Первое чувство: недостойна! Второе: в такой тетради ничего не напишу, — страх дурного глазу, паралича роскоши; третье, уже вполне мысленное: писать в сафьяне то же самое, что пахать в атласе — не дело, игра в дело, дилетантизм, безвкусие.

(Пари держу, что большинство плохих стихов написаны в сафьяновых тетрадях, купленных — имущественное положение ни при чем — может быть, на последние деньги, равно как и персидский халат, в котором это священнодействие совершается — чтобы хоть чем-нибудь восполнить сплошную прореху дара. А Пушкин писал в бане, на некрашеном столе. — Да. — И исписанные листы швырял под стол. Но — будь у вас и баня, и некрашеный стол, под который швырять, — и это не поможет. Придет Время и сметет метлой.)

Словом, либо сафьянлибо я. Тот же отскок, что — от ни разу не надетых и еще до Революции неизвестно куда девавшихся бриллиантов. Так и лежат (сафьяны) в ожидании дня, когда я буду не я. А стопа синих, конторских, весом в пуд — растет. В России, до Революции, у меня были почтальонские, из сурового холста, с завязками (для расписок). В Революцию — самосшивные, из краденой (со службы) бумаги, красным английским чернилом — тоже краденым.

Не знаю, как другие пишущие, — меня советский бумажный голод не потряс: как в младенчестве: вожделела — и воровала.

Но — из колыбели в горящий камин (именно в). В начале сожжения — ожесточенный торг.

— Как — это — жечь?

— Ну, конечно: первый черновик перевода «Обломова»!

— Да я не о написанном, я о белой бумаге говорю!

— На что она вам?

Я, по кратчайшей правдоподобия:

Рисовать — Муру.

Словом, к стыду — или не к стыду? — пишущего в себе, не рукописи выручала — руками — из огня, а белую бумагу. Возможность рукописи.

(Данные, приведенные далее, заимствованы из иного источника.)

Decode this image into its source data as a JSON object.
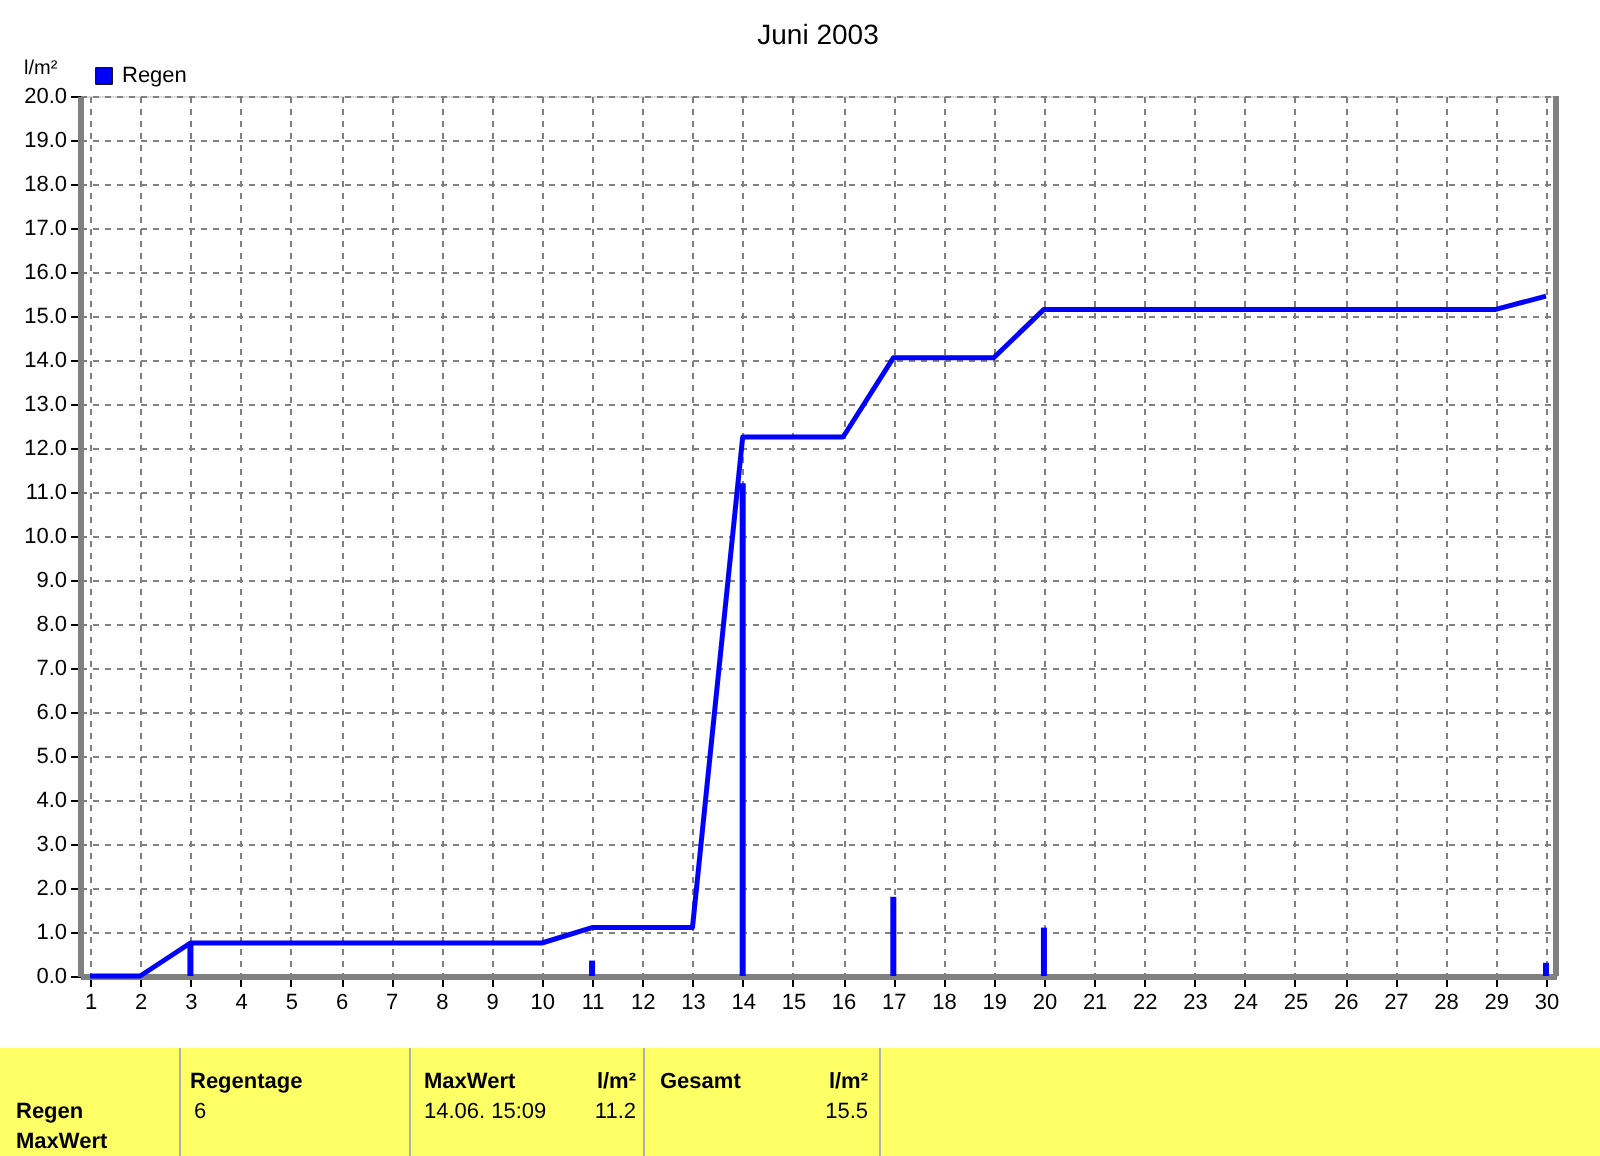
{
  "chart_data": {
    "type": "bar",
    "title": "Juni 2003",
    "ylabel": "l/m²",
    "x": [
      1,
      2,
      3,
      10,
      11,
      13,
      14,
      16,
      17,
      19,
      20,
      29,
      30
    ],
    "series": [
      {
        "name": "Regen",
        "color": "#0000ff",
        "x": [
          3,
          11,
          14,
          17,
          20,
          30
        ],
        "values": [
          0.75,
          0.35,
          11.2,
          1.8,
          1.1,
          0.3
        ]
      },
      {
        "type": "line",
        "color": "#0000ff",
        "values": [
          0,
          0,
          0.75,
          0.75,
          1.1,
          1.1,
          12.25,
          12.25,
          14.05,
          14.05,
          15.15,
          15.15,
          15.45
        ]
      }
    ],
    "xlim": [
      1,
      30
    ],
    "xticks": [
      1,
      2,
      3,
      4,
      5,
      6,
      7,
      8,
      9,
      10,
      11,
      12,
      13,
      14,
      15,
      16,
      17,
      18,
      19,
      20,
      21,
      22,
      23,
      24,
      25,
      26,
      27,
      28,
      29,
      30
    ],
    "ylim": [
      0,
      20
    ],
    "yticks": [
      {
        "value": 0,
        "label": "0.0"
      },
      {
        "value": 1,
        "label": "1.0"
      },
      {
        "value": 2,
        "label": "2.0"
      },
      {
        "value": 3,
        "label": "3.0"
      },
      {
        "value": 4,
        "label": "4.0"
      },
      {
        "value": 5,
        "label": "5.0"
      },
      {
        "value": 6,
        "label": "6.0"
      },
      {
        "value": 7,
        "label": "7.0"
      },
      {
        "value": 8,
        "label": "8.0"
      },
      {
        "value": 9,
        "label": "9.0"
      },
      {
        "value": 10,
        "label": "10.0"
      },
      {
        "value": 11,
        "label": "11.0"
      },
      {
        "value": 12,
        "label": "12.0"
      },
      {
        "value": 13,
        "label": "13.0"
      },
      {
        "value": 14,
        "label": "14.0"
      },
      {
        "value": 15,
        "label": "15.0"
      },
      {
        "value": 16,
        "label": "16.0"
      },
      {
        "value": 17,
        "label": "17.0"
      },
      {
        "value": 18,
        "label": "18.0"
      },
      {
        "value": 19,
        "label": "19.0"
      },
      {
        "value": 20,
        "label": "20.0"
      }
    ],
    "grid": true,
    "legend": "top left",
    "annotations": [
      "Regentage",
      "6",
      "MaxWert",
      "14.06.  15:09",
      "l/m²",
      "11.2",
      "Gesamt",
      "l/m²",
      "15.5",
      "Regen",
      "MaxWert"
    ]
  }
}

Сначала приятельница, принимая за шутку, оспаривала, но поняв наконец — по непривычной грубости моих интонаций: «Сожгли? Сожгли?!» — что никакой тут игры нет — присмирев — и из деликатности не выясняя — покорно стала откладывать в мою сторону все более или менее белое.

Жечь. Жечь. А вот это — вам. Иногда, с сомнением: — И чековую книжку вам?

— Да, если пустая.

— Но если каждый листок разбирать, мы никогда не кончим — и я никогда не выйду замуж!

Я, с равнодушием вышедшей:

Каждый листок.

Так, на живом опыте Е. А. И. — какая помеха иногда чужая помощь! Какой тормоз брачному паровозу — руки дружбы!

Есть, впрочем, в этом бумагопоклонстве еще нечто, кроме личной обиды детства. Простонародное: такому добру — да даром пропадать? Кто-то эту бумагу делал, над ней старался, этой бумаги не было — она стала. Для чего? Чтобы через дерзкий швырок рук — опять, вспять — не быть? Кроме крестьянского, чисто потребительского ценения вещи — рабочий, творческий вопль против уничтожения ценностей. Защита — нет: самозащита труда.

И надо всем — не было, стала, опять не быть?! — исконный бой поэта — небытию.

Я — страница твоему перу,

Все приму: я — белая страница.

Я — хранитель твоему добру:

Возращу и возвращу сторицей.

Я деревня, черная земля.

Ты мне луч и дождевая влага.

Ты — Господь и Господин, а я —

Чернозем — и белая бумага!

Сознавала ли я тогда, в восемнадцатом году, что, уподобляя себя самому смиренному (чернозем и белая бумага), я называла — самое великое: недра (чернозем) и все возможности белого листа? Что я, в полной бесхитростности любящей, уподобляла себя просто — всему? Сознавала ли я и — сознавал ли он?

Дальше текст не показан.